Start and enable Wazuh Manager

				
					sudo systemctl start wazuh-manager
sudo systemctl enable wazuh-manager
sudo systemctl status wazuh-manager

Objective 4: Log in to Wazuh Dashboard

Objective 5: Install Wazuh Agent on Windows VM

Action:

  • Follow the instructions and configure the agent by specifying the IP address of the Wazuh Manager
  • Start the Wazuh agent

Objective 6: Generate Failed Login Attempts on Windows VM

Action:

  • Use RDP to access the Windows VM
  • Attempt to log in multiple times with incorrect credentials, intentionally triggering failed login events.

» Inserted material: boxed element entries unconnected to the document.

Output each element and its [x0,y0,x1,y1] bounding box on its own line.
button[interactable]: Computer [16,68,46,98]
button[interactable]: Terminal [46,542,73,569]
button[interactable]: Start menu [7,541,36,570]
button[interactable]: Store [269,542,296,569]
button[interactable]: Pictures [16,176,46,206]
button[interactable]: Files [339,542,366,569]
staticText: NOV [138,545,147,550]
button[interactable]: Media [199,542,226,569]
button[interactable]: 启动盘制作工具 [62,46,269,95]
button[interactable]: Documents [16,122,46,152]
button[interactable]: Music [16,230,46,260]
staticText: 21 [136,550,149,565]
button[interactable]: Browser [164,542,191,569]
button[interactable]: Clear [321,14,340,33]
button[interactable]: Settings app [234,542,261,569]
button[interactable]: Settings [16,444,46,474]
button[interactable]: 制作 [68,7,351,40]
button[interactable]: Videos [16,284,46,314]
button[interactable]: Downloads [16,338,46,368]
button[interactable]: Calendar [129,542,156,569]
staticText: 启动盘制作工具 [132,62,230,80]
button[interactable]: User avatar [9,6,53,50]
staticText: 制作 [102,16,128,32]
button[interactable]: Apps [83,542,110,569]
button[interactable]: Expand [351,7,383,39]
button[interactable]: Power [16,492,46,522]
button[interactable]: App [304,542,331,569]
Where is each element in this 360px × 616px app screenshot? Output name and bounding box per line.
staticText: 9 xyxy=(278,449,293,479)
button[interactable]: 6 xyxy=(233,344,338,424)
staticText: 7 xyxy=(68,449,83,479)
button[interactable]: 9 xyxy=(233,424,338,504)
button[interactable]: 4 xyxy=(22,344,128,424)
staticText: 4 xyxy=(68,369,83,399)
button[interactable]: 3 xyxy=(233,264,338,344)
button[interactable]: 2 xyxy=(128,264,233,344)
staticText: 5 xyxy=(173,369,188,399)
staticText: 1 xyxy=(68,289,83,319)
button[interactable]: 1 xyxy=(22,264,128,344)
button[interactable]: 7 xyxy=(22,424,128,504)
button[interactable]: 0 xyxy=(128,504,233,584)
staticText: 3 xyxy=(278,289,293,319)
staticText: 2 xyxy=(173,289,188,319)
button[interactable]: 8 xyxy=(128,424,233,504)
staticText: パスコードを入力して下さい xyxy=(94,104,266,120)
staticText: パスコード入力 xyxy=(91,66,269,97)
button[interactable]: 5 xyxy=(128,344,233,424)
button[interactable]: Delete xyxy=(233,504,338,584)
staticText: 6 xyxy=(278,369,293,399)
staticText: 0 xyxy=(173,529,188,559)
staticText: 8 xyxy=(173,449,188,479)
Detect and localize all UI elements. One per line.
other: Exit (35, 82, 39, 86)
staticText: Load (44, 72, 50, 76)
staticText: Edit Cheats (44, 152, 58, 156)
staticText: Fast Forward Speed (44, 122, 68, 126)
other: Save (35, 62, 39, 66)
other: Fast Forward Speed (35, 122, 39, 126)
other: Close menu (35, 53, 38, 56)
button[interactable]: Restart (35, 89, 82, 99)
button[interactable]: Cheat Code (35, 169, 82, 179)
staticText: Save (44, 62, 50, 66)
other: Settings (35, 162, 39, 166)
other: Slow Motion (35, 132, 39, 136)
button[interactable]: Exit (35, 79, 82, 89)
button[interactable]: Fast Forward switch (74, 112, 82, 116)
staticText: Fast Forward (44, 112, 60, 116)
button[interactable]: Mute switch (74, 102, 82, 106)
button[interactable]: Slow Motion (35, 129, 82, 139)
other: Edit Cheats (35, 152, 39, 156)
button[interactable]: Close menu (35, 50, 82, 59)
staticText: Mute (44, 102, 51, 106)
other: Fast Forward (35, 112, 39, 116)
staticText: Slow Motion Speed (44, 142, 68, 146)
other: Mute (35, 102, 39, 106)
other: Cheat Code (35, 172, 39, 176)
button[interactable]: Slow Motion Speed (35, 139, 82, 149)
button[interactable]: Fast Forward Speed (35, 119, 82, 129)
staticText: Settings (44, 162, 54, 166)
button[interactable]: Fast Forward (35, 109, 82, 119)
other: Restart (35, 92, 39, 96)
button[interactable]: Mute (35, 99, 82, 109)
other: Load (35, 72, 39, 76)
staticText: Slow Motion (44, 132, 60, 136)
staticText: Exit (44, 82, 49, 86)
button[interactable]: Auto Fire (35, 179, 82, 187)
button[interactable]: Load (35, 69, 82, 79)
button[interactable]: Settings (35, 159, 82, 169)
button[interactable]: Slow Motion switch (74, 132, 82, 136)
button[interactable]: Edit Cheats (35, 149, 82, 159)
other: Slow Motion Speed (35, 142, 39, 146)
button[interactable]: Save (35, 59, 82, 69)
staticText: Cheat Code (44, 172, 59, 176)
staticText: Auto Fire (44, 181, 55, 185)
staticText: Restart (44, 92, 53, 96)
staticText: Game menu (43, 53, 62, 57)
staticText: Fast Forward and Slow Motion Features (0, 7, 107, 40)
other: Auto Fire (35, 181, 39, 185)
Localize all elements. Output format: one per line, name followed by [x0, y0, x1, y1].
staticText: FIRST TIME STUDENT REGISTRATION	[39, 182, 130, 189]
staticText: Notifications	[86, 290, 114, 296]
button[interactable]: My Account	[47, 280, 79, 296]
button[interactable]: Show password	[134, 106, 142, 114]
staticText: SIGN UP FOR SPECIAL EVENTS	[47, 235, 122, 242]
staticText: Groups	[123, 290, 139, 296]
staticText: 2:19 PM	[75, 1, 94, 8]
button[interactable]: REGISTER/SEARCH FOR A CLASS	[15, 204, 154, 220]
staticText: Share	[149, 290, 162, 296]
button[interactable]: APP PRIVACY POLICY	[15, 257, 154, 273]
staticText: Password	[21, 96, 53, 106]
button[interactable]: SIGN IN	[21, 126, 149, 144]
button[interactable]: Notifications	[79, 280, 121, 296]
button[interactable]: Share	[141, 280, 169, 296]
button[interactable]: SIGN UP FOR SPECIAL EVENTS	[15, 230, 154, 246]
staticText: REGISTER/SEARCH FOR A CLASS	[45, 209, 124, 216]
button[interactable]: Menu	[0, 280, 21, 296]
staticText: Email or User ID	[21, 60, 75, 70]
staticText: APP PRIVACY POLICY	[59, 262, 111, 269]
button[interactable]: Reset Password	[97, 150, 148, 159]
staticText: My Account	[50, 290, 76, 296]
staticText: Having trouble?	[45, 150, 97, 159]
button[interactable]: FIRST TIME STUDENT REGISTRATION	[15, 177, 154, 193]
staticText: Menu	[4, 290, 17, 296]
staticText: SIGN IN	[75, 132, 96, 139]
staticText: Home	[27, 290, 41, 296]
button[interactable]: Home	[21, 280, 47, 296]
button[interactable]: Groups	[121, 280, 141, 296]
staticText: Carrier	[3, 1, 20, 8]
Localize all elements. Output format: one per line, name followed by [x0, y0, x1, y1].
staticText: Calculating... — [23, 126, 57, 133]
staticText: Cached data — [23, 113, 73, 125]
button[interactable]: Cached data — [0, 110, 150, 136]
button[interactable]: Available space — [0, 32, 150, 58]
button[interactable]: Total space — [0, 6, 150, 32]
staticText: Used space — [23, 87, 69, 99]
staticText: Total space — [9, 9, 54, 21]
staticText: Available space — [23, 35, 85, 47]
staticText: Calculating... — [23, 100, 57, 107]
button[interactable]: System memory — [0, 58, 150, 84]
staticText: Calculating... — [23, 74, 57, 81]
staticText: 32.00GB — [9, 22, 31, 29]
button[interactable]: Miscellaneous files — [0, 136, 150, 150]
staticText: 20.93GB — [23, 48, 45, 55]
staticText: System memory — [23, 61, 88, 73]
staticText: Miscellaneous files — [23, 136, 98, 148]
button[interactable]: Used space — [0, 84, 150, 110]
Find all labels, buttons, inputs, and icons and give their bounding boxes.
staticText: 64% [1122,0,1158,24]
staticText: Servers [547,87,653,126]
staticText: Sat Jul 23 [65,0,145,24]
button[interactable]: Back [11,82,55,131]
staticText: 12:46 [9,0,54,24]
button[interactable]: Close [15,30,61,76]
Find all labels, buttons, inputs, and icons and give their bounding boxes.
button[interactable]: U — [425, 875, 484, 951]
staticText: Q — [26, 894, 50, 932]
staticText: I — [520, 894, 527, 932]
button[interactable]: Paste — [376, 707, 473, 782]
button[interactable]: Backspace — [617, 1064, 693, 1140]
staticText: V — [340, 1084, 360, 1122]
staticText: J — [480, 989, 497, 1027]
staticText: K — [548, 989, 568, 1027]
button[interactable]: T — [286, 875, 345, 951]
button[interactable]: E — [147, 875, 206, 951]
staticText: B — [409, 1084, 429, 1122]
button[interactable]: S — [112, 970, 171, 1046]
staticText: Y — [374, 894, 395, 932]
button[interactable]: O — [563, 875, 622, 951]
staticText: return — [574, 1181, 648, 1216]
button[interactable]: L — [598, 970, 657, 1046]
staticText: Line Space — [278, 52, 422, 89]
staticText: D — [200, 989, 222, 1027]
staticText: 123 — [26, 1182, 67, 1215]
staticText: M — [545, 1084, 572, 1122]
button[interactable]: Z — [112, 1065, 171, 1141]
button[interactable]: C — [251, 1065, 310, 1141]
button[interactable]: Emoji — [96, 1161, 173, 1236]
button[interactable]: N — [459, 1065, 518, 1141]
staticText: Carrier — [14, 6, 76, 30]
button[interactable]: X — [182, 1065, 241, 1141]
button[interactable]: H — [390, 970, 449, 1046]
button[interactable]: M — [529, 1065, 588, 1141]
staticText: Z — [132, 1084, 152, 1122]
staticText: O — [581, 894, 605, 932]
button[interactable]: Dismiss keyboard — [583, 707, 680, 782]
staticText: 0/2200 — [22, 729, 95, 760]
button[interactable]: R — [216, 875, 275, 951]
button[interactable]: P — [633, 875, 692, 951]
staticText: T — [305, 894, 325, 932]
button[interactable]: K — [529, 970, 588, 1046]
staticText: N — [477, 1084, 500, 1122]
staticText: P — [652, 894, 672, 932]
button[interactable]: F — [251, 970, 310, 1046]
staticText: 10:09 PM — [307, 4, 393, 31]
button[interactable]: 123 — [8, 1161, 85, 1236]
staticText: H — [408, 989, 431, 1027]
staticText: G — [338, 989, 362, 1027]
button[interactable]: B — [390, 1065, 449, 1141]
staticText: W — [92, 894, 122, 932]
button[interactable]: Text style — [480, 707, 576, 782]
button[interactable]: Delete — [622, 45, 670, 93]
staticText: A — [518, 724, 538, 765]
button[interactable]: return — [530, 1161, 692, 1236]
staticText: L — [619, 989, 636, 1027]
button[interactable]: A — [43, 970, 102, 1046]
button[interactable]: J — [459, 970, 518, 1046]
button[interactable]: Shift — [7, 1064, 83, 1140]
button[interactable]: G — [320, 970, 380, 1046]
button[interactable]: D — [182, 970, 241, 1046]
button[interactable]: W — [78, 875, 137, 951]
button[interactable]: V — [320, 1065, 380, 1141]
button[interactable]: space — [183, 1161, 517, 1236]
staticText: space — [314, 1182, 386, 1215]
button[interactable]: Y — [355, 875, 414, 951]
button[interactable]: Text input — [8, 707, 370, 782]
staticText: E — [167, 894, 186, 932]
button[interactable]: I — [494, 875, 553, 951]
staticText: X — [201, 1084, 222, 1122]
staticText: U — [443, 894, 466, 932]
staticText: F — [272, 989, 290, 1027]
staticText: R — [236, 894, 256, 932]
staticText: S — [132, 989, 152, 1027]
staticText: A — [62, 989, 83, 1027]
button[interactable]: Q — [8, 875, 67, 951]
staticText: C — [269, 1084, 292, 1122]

Objective 7: Access Threat Hunting and Filter code 4625

Action:

  • Click on the Windows agent
  • Then access Threat Hunting

As I  was entering wrong credentials, the failed login attempt went up from 5 to 7 hits. Finally, I tried again and it reached to 8 hits.

Project Outcome:

  • Security Monitoring: The system now provides real-time monitoring of failed login attempts on a Windows machine, with Wazuh capturing the events.
  • Visualization: The Wazuh dashboard provides an intuitive interface for tracking login attempts and security events, making it easier to analyze and act on potential threats,

Conclusion:

By completing this project, I have demonstrated my ability to:

  • Deploy and configure cloud-based infrastructure using Azure.
  • Set up and integrate security monitoring tools like Wazuh.
  • Implement real-time monitoring of security events and generate actionable insights through visual dashboard.

This project highlights my skills in cloud infrastructure, security monitoring, and data visualization, showcasing a comprehensive approach to managing system security.